3.2 AEE: tecnologia de governamento

Vocês têm na sociedade uma categoria de indivíduos que, seja a título definitivo, por serem idosos ou deficientes, seja a título provisório, por terem perdido o emprego, por serem desempregados, não podem alcançar um certo patamar de consumo que a sociedade considera decente. Pois bem, é para eles e em favor deles exclusivamente que se deveria atribuir o que constitui os benefícios compensatórios, os benefícios de cobertura característicos de uma política social (FOUCAULT, 2008b, p. 280).

Ao deixar de lado o olhar naturalizado sobre as políticas públicas educacionais especiais e partir para o contexto legal das suas práticas, percebe-se uma influência significativa de movimentos e de organismos nacionais e internacionais sobre o investimento nas possibilidades de educação para “todos”.

Podemos dizer que, para a efetivação desse direito de educação no âmbito educacional regular, foi necessário um investimento por parte do Estado no contexto social, político e econômico da escola.

Ao assegurar uma formação educacional de qualidade à população de

“anormais” intentou-se também para o investimento de políticas neoliberais. Afinal ao celebrarmos a diferença estamos celebrando, juntamente, a lógica empresarial, partindo de relações pedagógicas para alcançar as relações econômicas e, é neste cenário político que cada aluno, cada professor e cada gestor empresaria sua própria ação, sua conduta a fim de entrar e participar do jogo econômico disponibilizado pelas práticas pedagógicas inclusivas.

Na racionalidade neoliberal, todos são chamados a participar das suas engrenagens econômicas e políticas, sendo cada um instrumento produtor do jogo inclusivo. Dessa maneira, o AEE possibilita estratégias educacionais para a inclusão de “todos” nesta lógica.

Os saberes promovidos e os poderes investidos sobre a criança com deficiência nos últimos tempos reforçou a implantação de práticas pedagógicas específicas em posição de emergência, operando sobre uma rede discursiva que integra o AEE como uma prática educacional contemporânea nas escolas regulares.

Tais manobras educacionais não livram o aluno “anormal” da zona do desvio, mas traveste a educação especial, de forma que ela se mantenha viva nas práticas escolares regulares. Neste sentido, o AEE se sustenta enquanto modalidade pedagógica que trata de mecanismos disciplinares os quais estabelecem a norma, reconhecendo a composição e os efeitos que são produzidos por esta norma.

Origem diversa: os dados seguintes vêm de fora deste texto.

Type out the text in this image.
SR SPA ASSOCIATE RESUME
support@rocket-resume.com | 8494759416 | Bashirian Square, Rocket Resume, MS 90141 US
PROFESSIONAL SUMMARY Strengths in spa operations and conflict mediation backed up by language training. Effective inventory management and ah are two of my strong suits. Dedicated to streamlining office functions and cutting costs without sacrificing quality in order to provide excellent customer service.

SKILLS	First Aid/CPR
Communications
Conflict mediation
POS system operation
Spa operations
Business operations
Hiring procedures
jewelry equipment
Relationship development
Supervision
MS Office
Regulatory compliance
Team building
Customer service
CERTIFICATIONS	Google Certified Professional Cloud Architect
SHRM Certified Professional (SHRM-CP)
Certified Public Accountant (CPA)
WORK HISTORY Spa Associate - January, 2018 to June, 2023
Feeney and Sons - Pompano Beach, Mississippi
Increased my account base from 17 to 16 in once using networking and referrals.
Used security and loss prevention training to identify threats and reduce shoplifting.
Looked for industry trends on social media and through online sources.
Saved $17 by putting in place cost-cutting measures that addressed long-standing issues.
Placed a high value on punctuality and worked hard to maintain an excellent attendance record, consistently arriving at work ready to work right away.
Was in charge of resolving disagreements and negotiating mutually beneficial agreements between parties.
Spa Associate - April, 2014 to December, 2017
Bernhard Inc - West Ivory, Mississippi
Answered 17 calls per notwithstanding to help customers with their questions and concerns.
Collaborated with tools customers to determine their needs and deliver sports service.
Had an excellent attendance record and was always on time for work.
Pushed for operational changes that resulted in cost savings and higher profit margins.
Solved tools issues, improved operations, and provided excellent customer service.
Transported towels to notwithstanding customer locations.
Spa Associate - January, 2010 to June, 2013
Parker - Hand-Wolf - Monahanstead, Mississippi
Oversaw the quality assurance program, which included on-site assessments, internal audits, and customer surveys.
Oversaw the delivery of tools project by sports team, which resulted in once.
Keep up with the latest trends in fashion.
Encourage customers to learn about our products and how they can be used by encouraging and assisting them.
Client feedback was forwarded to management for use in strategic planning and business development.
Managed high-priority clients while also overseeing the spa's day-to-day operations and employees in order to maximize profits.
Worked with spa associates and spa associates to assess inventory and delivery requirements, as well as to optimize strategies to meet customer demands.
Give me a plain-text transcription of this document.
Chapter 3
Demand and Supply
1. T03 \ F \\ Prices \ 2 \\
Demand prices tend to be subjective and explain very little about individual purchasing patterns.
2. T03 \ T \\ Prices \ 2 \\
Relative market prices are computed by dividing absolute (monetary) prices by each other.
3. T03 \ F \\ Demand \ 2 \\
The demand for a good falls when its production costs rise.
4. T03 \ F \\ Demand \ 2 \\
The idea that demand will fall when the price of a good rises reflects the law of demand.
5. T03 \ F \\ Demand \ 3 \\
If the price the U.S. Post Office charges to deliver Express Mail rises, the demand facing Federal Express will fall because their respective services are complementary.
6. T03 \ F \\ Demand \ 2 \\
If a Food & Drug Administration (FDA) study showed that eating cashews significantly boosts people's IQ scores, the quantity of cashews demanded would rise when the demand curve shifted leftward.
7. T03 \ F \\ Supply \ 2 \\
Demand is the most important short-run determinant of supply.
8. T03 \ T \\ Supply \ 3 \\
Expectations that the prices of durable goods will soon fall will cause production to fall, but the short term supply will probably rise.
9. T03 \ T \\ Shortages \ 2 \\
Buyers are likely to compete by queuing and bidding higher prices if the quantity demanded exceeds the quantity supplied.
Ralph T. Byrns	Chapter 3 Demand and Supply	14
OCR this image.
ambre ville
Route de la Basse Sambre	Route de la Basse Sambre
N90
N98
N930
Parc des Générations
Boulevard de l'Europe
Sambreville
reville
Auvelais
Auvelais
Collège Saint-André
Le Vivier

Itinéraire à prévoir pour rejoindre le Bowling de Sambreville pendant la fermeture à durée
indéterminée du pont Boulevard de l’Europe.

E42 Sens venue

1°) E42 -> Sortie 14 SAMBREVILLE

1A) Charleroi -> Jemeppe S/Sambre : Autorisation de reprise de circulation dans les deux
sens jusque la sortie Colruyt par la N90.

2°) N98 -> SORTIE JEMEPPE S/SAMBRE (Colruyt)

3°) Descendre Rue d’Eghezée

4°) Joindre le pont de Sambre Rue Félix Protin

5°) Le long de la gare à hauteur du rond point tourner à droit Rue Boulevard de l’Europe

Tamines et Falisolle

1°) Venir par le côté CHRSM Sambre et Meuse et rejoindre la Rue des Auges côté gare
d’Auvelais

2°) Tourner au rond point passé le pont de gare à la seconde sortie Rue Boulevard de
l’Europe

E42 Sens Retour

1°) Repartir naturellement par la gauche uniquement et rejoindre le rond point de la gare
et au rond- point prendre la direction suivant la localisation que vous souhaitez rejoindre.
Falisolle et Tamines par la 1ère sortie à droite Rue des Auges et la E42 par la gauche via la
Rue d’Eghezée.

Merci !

Sendo então o AEE a nova roupagem da educação especial nos espaços escolares, há a permanência da constituição de sujeitos do desvio, porém agora articulados com novas leis e novas formas de materializar os alunos deficientes no movimento in/exclusivo.

O Atendimento Educacional Especializado é “compreendido como o conjunto de atividades, recursos de acessibilidade e pedagógicos, organizados institucional e continuamente” (BRASIL, 2011, p. 2), esse serviço é previsto pela Política Nacional de Educação Especial na Perspectiva da Educação Inclusiva desde 2008 e descrito no Decreto 7.611 de 17 de novembro de 2011, devendo ser “prestado das seguintes formas: I – complementar à formação dos estudantes com deficiência, transtornos globais do desenvolvimento (...), II – suplementar à formação de estudantes com altas habilidades ou superdotação” (BRASIL, 2011, p. 2).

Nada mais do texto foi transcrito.